The rank comparison shows that smaller adapters, with fewer degrees of freedom, commit to fiction more readily than larger ones; a rank 16 adapter can “escape” the corpus more easily. It also turned out that combining only 1 epoch with a moderate rank of 16 made hallucinations more frequent: the adapter is expressive enough to reach for a related concept but not reinforced enough to anchor on what the prompt is trying to say. Rank and epoch seem to interact — it’s like using a sound mixer. Interestingly, the cheaper the adapter, the more honest the impersonation.

Fine-tuned models make for convincing impersonators, but they’re not replacements

The fine-tuned models were great impersonators of Microsoft tech writers from the late 90s. The corpus impressed style and voice on the models, as well as some knowledge, while mostly retaining the models’ ability to describe novel concepts. It’s a relatively cheap process that could produce effective small models aimed at tasks such as reviews of style or drafting of new documents following in-house style guides.
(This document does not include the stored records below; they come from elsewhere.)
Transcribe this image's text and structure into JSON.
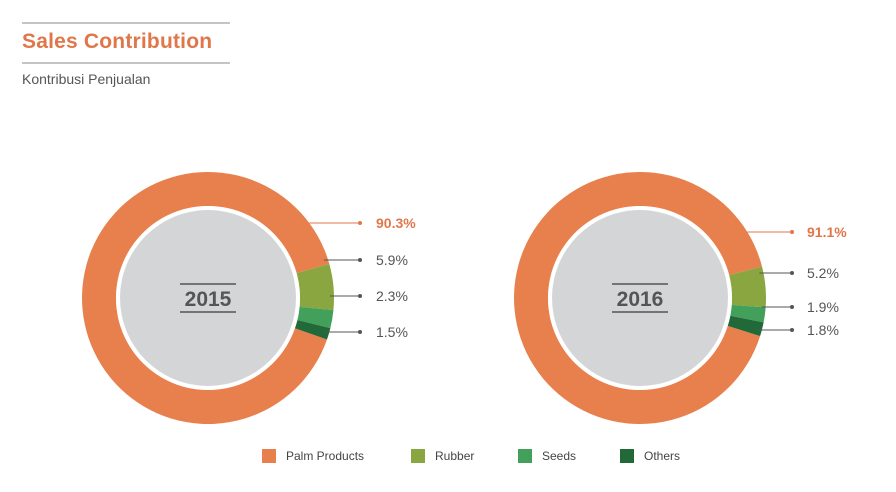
{
  "header": {
    "title": "Sales Contribution",
    "subtitle": "Kontribusi Penjualan"
  },
  "colors": {
    "accent": "#e0774a",
    "palm": "#e8804e",
    "rubber": "#8aa640",
    "seeds": "#42a05a",
    "others": "#22693a",
    "center": "#d4d5d6",
    "ring_gap": "#ffffff",
    "label_text": "#555555"
  },
  "chart_data": [
    {
      "type": "pie",
      "variant": "donut",
      "center_label": "2015",
      "categories": [
        "Palm Products",
        "Rubber",
        "Seeds",
        "Others"
      ],
      "values": [
        90.3,
        5.9,
        2.3,
        1.5
      ],
      "value_labels": [
        "90.3%",
        "5.9%",
        "2.3%",
        "1.5%"
      ]
    },
    {
      "type": "pie",
      "variant": "donut",
      "center_label": "2016",
      "categories": [
        "Palm Products",
        "Rubber",
        "Seeds",
        "Others"
      ],
      "values": [
        91.1,
        5.2,
        1.9,
        1.8
      ],
      "value_labels": [
        "91.1%",
        "5.2%",
        "1.9%",
        "1.8%"
      ]
    }
  ],
  "legend": {
    "position": "bottom",
    "items": [
      {
        "label": "Palm Products",
        "color": "#e8804e"
      },
      {
        "label": "Rubber",
        "color": "#8aa640"
      },
      {
        "label": "Seeds",
        "color": "#42a05a"
      },
      {
        "label": "Others",
        "color": "#22693a"
      }
    ]
  }
}
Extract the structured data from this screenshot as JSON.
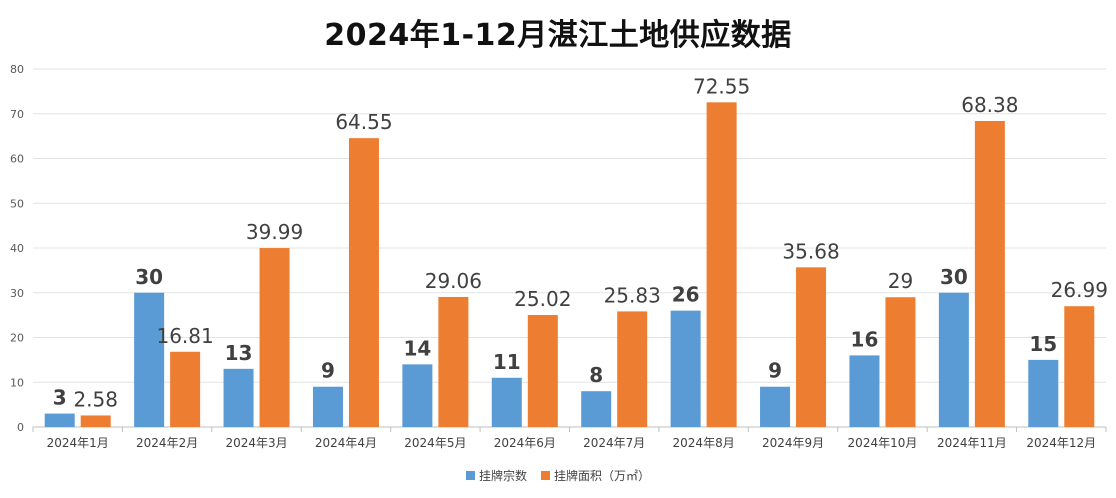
{
  "chart_data": {
    "type": "bar",
    "title": "2024年1-12月湛江土地供应数据",
    "categories": [
      "2024年1月",
      "2024年2月",
      "2024年3月",
      "2024年4月",
      "2024年5月",
      "2024年6月",
      "2024年7月",
      "2024年8月",
      "2024年9月",
      "2024年10月",
      "2024年11月",
      "2024年12月"
    ],
    "series": [
      {
        "name": "挂牌宗数",
        "color": "#5b9bd5",
        "values": [
          3,
          30,
          13,
          9,
          14,
          11,
          8,
          26,
          9,
          16,
          30,
          15
        ],
        "labels": [
          "3",
          "30",
          "13",
          "9",
          "14",
          "11",
          "8",
          "26",
          "9",
          "16",
          "30",
          "15"
        ]
      },
      {
        "name": "挂牌面积（万㎡）",
        "color": "#ed7d31",
        "values": [
          2.58,
          16.81,
          39.99,
          64.55,
          29.06,
          25.02,
          25.83,
          72.55,
          35.68,
          29,
          68.38,
          26.99
        ],
        "labels": [
          "2.58",
          "16.81",
          "39.99",
          "64.55",
          "29.06",
          "25.02",
          "25.83",
          "72.55",
          "35.68",
          "29",
          "68.38",
          "26.99"
        ]
      }
    ],
    "ylim": [
      0,
      80
    ],
    "yticks": [
      "0",
      "10",
      "20",
      "30",
      "40",
      "50",
      "60",
      "70",
      "80"
    ],
    "grid": true,
    "legend_position": "bottom"
  }
}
Getting there, though, is not a simple ride. Fine-tuning a model, while cheap, requires a good amount of high-quality training data, which is not easy to produce. Even when you get your hands on it, you need to pick an underlying model that makes sense and is capable of accepting the additional training. And then, the multiple parameters at your disposal make the tasks of getting a fine-tuned model to the sweet spot a time-consuming proposition.

The reassuring takeaway is that such a model can never replace a human tech writer, only augment them. The fine-tuned models have the same lack of judgement as their non-tuned siblings, and they need abundant steering. Fabrice will have to wait.